Et il admet qu’il ne s’agit pas d’un projet politique réellement présenté de façon globale au grand public et donc démocratiquement adopté. Bien évidemment, là aussi syndicalistes de classe et militants franchement communiste comme ceux du PRCF savent depuis bien longtemps à quoi s’en tenir. Derrière la valse des réformes et réorganisations incessantes, des attaques portées aux conditions d’exercices, la négation des compétences et le mépris déjà affichés des statuts, c’est bien la destruction de cette fonction publique au service de l’intérêt général portée par des fonctionnaires dont le statut garantie l’indépendance de l’intérêt privé qui est visé. Car cette fonction publique constitue un frein important à la complète et totale de l’État (comme on le voit avec Ecomouv et le développement des PPP et autres privatisations rampantes).

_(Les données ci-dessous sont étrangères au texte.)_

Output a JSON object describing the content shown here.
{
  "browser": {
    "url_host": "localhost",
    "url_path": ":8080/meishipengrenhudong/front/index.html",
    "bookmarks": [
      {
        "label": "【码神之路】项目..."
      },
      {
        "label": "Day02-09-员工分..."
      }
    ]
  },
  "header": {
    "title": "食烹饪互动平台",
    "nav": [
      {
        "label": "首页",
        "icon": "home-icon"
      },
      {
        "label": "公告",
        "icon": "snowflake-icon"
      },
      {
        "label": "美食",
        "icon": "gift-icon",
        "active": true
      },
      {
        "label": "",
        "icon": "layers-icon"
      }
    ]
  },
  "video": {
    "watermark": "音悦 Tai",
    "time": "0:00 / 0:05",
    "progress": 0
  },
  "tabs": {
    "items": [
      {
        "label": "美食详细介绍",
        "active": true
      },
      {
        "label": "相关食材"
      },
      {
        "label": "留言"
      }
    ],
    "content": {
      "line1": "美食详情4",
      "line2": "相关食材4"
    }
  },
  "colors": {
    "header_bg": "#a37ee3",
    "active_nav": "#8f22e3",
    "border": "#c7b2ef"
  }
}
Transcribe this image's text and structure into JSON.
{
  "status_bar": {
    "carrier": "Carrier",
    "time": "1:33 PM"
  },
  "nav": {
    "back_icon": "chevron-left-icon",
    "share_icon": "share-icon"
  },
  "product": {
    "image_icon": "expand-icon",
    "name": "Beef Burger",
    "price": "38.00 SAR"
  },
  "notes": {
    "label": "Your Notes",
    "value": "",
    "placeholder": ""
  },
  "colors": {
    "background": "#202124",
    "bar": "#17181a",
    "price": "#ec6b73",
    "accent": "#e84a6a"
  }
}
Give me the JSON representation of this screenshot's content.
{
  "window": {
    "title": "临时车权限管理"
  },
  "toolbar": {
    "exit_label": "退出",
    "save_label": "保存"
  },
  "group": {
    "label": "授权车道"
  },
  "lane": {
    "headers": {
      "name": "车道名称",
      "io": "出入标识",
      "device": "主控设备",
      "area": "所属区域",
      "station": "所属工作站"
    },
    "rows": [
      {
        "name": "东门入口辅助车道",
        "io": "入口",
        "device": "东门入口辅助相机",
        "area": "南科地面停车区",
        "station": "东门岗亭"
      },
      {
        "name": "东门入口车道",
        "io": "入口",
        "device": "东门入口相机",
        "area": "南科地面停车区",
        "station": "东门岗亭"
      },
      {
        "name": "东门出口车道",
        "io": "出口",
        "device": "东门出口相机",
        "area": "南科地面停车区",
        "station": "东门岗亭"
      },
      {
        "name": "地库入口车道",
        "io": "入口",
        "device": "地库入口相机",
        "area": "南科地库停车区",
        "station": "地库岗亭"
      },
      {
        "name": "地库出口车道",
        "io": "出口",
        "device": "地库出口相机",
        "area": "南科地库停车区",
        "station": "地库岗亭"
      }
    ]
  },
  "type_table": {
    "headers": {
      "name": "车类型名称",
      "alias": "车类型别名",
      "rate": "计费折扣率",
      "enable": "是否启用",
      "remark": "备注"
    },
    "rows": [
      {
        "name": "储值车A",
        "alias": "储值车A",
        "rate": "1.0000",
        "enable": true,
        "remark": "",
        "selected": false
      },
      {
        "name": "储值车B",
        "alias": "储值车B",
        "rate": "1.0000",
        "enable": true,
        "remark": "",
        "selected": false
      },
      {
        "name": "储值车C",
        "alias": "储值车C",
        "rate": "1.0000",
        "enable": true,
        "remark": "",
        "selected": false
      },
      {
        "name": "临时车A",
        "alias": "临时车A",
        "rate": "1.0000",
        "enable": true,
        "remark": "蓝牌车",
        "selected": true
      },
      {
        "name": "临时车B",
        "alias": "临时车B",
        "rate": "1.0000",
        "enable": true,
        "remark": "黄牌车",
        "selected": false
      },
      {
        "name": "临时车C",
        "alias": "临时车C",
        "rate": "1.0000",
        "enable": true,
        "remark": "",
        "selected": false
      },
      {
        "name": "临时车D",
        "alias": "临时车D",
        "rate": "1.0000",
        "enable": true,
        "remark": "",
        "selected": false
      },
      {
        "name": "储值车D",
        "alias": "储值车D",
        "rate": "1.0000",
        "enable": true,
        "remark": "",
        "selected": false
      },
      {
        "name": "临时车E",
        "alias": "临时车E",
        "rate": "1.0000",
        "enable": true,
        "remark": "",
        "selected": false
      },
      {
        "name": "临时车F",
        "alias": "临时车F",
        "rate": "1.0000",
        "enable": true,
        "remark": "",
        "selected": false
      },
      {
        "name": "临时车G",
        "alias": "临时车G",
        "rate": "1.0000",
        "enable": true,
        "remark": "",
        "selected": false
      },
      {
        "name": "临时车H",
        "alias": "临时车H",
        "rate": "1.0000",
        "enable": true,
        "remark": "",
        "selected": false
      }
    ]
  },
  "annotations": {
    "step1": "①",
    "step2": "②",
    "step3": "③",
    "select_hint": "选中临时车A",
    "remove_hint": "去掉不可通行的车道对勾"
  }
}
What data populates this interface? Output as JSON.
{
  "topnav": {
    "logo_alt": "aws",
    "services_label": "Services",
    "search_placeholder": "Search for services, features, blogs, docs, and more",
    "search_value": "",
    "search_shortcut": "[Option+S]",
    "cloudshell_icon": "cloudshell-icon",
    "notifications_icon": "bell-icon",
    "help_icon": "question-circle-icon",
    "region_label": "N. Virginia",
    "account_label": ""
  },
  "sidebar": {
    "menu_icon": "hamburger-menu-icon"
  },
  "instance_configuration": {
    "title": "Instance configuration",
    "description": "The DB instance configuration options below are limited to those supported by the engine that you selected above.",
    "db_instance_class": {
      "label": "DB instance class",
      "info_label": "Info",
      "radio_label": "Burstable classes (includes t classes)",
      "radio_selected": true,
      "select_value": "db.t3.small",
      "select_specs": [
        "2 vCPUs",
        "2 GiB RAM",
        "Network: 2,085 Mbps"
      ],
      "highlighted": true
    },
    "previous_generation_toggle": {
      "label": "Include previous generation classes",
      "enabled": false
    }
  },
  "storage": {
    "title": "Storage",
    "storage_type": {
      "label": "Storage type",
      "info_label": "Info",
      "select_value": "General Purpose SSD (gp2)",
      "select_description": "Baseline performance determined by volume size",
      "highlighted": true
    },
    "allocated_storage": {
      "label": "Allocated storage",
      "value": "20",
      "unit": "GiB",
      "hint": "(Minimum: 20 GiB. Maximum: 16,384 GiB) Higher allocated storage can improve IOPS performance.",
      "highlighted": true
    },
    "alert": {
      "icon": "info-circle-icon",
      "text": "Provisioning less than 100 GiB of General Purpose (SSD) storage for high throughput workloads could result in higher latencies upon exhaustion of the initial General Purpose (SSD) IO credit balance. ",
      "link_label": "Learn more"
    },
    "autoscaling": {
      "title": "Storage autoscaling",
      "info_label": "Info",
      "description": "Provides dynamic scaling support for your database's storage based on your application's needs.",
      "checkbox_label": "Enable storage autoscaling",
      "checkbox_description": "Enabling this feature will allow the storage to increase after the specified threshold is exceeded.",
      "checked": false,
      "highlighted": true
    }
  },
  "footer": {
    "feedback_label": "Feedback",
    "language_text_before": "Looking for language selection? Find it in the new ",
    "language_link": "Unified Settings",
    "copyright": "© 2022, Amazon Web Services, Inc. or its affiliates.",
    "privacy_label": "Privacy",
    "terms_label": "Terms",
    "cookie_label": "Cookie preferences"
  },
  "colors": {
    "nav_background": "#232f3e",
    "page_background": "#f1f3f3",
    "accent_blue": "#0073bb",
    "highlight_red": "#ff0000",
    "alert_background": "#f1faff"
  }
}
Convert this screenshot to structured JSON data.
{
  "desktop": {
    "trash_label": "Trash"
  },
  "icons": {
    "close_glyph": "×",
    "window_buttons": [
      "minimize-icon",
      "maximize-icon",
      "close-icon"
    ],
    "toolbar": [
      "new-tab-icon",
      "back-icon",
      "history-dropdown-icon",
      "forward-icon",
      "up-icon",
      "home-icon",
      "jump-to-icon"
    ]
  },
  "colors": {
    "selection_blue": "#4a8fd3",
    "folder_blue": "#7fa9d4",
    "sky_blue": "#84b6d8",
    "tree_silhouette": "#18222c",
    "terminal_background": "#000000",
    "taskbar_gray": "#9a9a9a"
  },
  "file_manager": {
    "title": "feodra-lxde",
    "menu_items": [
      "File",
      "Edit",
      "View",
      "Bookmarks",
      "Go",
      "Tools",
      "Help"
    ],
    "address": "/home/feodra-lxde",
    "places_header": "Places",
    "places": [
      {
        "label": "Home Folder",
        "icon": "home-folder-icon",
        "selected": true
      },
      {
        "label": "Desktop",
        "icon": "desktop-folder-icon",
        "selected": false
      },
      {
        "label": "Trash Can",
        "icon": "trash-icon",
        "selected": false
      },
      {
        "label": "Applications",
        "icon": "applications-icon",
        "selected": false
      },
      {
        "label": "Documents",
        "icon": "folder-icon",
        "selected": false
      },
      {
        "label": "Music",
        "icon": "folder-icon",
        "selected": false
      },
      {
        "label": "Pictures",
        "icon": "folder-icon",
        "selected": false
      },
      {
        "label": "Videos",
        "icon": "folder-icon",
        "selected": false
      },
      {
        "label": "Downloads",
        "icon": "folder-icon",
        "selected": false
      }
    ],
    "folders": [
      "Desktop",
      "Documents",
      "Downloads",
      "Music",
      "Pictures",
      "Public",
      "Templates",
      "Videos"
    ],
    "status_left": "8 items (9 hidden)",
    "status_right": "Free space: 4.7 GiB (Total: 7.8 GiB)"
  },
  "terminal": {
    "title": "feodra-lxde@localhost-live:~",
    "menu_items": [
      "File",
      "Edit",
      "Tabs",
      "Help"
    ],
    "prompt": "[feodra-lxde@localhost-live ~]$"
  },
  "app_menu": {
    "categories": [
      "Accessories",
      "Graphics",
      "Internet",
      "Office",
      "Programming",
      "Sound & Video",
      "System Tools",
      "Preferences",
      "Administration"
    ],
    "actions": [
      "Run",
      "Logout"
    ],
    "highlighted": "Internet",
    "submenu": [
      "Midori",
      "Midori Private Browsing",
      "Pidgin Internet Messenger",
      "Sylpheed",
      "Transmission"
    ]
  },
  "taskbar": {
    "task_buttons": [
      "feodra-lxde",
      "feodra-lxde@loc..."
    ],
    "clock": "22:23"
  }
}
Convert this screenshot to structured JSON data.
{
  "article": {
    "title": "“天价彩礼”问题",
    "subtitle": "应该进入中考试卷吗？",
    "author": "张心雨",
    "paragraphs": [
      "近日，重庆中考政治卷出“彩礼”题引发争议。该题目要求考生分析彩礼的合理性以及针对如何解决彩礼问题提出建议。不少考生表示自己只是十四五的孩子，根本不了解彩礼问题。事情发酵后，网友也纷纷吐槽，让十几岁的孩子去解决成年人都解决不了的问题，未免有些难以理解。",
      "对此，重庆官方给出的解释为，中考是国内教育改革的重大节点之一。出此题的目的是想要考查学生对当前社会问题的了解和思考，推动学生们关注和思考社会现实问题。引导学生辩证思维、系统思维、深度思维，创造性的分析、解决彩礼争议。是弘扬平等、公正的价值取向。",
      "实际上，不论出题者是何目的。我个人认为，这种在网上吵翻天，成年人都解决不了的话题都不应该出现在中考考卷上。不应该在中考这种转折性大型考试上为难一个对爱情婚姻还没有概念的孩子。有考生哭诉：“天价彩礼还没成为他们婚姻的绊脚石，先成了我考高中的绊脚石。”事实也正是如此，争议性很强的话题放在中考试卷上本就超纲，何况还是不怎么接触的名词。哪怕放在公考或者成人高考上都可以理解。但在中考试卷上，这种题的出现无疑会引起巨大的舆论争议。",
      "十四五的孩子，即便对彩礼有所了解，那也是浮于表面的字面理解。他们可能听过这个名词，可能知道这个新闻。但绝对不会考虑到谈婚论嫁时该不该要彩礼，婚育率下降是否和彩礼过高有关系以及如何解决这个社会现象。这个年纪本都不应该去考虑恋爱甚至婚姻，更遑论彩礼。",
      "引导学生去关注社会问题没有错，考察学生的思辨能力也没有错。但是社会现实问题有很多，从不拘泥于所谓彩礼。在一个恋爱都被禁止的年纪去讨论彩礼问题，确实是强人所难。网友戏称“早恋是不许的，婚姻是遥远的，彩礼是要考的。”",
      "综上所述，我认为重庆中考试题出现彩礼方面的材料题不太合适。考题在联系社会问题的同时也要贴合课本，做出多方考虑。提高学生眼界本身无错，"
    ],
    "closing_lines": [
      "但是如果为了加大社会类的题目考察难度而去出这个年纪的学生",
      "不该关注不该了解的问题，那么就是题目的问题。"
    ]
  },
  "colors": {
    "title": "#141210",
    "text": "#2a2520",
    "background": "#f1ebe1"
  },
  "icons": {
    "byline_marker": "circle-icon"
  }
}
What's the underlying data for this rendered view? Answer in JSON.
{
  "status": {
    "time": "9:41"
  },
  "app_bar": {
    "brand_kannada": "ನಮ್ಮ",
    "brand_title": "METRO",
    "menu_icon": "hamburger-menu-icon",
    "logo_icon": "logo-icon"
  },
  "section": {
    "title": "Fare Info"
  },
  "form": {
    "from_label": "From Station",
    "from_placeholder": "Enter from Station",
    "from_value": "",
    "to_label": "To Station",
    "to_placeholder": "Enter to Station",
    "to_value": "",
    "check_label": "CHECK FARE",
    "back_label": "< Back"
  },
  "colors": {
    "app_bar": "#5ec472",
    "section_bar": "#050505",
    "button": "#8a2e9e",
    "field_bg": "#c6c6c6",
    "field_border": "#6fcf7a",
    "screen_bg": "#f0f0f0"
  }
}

Chacune de ces réforme est publique, discutée utilement par le Parlement qui en établit devant le peuple les tenant et aboutissant. Mais ce qui est dissimulé, c’est la globalité et la cohérence du nouveau système qui s’esquisse, système  de rapprochement avec le salarié du secteur concurrentiel si ce n’est système de banalisation du salarié de la chose publique. De temps à autre, la totalité du nouveau système de substitution se dévoile comme un nouveau continent brusquement apparu entre deux nuages pendant un vol aérien. Tel fut le cas du rapport du Conseil d’Etat en 1993 ( ?), du livre blanc sur l’avenir de la fonction publique d’avril 2008, de tel rapport parlementaire et de quelques propos libres du président de la République avant 2012.